Big, sometimes overwhelming, feelings can be hard to contain, especially for our youngest students. In the past three years, many have experienced hardships—loss, grief, isolation, food and housing insecurity—and the fallout in school continues.
Of course, working with big feelings and dysregulation in early elementary school is nothing new. Our pre-K through grade two students have always come to us brimming with excitement, while also bringing their jitters, apprehension, anxiety, and frustrations into the classroom. Unaddressed, big feelings and nervous energy can go viral, with the power to disrupt a classroom in a few minutes or less.
So what to do? How do we help our youngest students feel safe, nurtured, and connected in school? What skills and practices can we introduce for them to learn to ground themselves so that academics can thrive?
MultiSensory grounding techniques
First, we need to make sure we maintain our center and stay grounded. As the teacher, you are the thermostat (not the thermometer) in your classroom. You set the tone. So when things escalate around you, feel your feet on the ground, take a deep breath, rub that stone you carry in your pocket for times like this, or take a whiff of that bottle of calming essential oil. You might also use calming self-talk, like “I’ve got this” and “Easy does it.” According to research, silently messaging ourselves can reframe the story in our head and push back on the brain’s stress response.
Consider sharing your practices with students in the moment; as you feel your blood pressure rising, you might name your own big feelings. Model and talk students through some five-finger (aka starfish) breaths as you compose yourself. Invite students to breathe along with you as you take everyone’s feelings down a few levels. And if multisensory breathing isn’t your thing, consider modeling self-talk or progressive muscle relaxation. Whatever it is that works for you, share it. Letting young people know that we, as adults, experience big feelings, too—and that we have ways to work through them—is powerful stuff.

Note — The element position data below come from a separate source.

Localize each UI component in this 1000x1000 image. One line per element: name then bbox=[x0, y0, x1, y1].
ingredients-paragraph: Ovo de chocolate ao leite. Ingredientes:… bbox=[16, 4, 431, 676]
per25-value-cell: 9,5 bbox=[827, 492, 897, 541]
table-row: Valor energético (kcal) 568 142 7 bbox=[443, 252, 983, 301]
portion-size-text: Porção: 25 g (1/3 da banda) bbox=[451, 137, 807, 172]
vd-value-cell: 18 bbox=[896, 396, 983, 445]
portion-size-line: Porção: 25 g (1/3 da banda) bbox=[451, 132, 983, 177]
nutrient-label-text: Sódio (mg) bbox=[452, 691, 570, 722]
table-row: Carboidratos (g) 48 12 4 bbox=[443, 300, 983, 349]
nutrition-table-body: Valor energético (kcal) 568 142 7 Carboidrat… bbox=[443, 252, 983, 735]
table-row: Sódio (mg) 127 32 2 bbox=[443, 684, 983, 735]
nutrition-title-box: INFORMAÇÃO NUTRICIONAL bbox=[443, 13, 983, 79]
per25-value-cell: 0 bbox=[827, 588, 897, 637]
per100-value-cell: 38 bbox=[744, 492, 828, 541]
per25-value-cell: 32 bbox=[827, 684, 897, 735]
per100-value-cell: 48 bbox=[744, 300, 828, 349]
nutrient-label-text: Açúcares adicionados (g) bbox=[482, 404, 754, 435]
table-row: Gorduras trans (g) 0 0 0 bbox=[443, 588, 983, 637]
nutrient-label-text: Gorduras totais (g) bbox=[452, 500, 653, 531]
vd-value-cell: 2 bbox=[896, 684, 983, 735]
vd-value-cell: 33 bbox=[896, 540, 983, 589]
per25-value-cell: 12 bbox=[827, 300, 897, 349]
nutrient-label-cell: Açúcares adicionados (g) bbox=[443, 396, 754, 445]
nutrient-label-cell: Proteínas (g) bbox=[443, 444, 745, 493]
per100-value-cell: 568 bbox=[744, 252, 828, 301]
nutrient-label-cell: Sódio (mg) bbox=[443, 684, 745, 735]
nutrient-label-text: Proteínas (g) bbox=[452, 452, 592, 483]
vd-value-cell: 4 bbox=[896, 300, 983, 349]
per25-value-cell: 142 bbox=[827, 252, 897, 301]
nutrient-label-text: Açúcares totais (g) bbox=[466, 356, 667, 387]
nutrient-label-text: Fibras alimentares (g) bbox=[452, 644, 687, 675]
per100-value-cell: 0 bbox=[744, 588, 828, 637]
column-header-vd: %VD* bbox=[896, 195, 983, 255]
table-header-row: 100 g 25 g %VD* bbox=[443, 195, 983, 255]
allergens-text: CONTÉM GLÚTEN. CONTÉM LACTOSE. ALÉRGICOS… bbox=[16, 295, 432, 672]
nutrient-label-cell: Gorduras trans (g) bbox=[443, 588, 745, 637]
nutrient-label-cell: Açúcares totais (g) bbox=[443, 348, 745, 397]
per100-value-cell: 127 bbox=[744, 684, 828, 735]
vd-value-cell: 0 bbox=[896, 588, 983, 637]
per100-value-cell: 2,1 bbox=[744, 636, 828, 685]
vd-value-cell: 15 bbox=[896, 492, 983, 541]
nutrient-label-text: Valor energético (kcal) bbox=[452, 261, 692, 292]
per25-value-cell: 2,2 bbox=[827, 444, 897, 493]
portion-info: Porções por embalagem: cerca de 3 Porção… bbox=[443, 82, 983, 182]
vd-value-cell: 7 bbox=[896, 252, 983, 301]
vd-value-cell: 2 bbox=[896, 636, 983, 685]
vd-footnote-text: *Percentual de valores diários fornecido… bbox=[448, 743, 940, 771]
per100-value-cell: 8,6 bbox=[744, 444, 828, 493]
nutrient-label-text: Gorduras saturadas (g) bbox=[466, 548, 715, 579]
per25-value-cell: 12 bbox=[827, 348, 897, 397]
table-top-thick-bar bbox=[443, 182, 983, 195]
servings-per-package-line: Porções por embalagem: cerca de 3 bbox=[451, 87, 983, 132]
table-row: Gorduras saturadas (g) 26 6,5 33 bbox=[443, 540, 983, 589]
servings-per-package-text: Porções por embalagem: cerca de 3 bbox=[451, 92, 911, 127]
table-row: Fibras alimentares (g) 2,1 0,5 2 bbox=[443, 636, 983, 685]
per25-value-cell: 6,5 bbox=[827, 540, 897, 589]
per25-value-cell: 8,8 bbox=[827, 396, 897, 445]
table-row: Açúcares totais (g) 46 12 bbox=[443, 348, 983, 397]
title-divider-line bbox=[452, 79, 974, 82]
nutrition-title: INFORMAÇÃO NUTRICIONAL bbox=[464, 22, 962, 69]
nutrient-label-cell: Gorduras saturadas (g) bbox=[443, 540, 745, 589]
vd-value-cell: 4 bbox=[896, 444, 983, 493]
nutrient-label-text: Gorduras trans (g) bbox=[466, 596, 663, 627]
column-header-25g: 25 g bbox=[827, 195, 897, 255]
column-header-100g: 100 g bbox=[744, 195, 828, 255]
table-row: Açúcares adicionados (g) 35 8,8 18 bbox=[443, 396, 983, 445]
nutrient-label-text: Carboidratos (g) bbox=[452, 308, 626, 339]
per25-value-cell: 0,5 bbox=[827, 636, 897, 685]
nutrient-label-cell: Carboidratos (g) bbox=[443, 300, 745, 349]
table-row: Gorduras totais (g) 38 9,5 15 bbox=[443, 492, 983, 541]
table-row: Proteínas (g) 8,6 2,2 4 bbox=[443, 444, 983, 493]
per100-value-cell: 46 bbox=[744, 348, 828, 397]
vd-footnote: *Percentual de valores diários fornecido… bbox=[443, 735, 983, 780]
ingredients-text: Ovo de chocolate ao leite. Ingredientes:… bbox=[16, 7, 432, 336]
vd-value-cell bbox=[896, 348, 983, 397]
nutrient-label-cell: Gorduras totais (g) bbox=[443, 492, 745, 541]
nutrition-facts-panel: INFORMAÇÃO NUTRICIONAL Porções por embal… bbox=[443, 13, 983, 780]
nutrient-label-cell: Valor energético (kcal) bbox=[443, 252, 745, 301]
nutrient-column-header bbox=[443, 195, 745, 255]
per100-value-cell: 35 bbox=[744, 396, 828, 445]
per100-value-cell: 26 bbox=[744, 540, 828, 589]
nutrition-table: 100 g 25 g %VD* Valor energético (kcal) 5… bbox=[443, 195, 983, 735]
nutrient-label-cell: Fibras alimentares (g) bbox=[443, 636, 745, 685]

Have a mindful practice for students to draw on when the going gets tough. They don’t call it a “practice” for nothing. Starting the school day with some starfish, rainbow, or snake breaths can help students learn how to calm and center themselves. Some teachers I work with add mindful movement. As students develop a practice that works for them, they can return to it more easily in moments when big feelings threaten to overwhelm them.
Have you ever passed the quiet? This magical practice was shared with me by a pre-K teacher, Mr. Holifield, years ago. He would cup his hands and announce in a quiet whisper that he had the quiet. He’d look into his hands and nod excitedly. Students would perk up and lean in to see what was happening. Mr. Holifield’s contained excitement was contagious, and as he had his students pass the quiet around the circle, their rowdy and unregulated excitement calmed down. Mr. Holifield was the classroom thermostat, always.
Create a soothing environment. Playing calm, rhythmic music in your classroom is another way to intentionally quiet the senses. Fluorescent classroom lights can be activating, so consider dimming them; or, if possible, rely on natural light or introduce warmer light sources altogether. I once worked with a teacher who used calming essential oils in her classroom. I made sure to always pop in when walking by her room, inhaling deeply, before going on my way again.
Build a peace corner. Once you’ve introduced your students to centering and grounding techniques, peace corners can provide them with a place to practice. To start, ask students to draw their peaceful place and discuss what it is about their place that makes it peaceful. Next, look around the room and decide together where a peace corner could go. Also ask students about tools they use to calm themselves. Stuffies? Paper and crayons to draw or doodle? Books about feelings? A glitter jar perhaps? Decorate the space together using student artwork. Once it’s ready, have students take turns visiting, emphasizing that we all have moments in which we need to collect ourselves, including us, the adults.
Social and emotional learning (SEL) is key. As teachers, we know that teaching students skills is important. As is practice. Consider introducing talking circles to invite students to share their stories and perspectives while they practice mindful listening and patiently wait their turn. As the talking piece goes around, students make connections with other students, feel less alone, and are able to better understand where peers are coming from. The connections, empathy, and skills that students build in circles can be tapped when they get into a dispute or altercation. Guided skillfully by the adults at first, students learn how to problem-solve and repair harm. With practice, students can begin to host their own circles, using a talking piece to moderate challenging conversations.
So there it is. It may seem like a lot, and we’re already dealing with a lot these days. Just take it slow, one step at a time. Reflect and learn with your students. See what works, and keep building.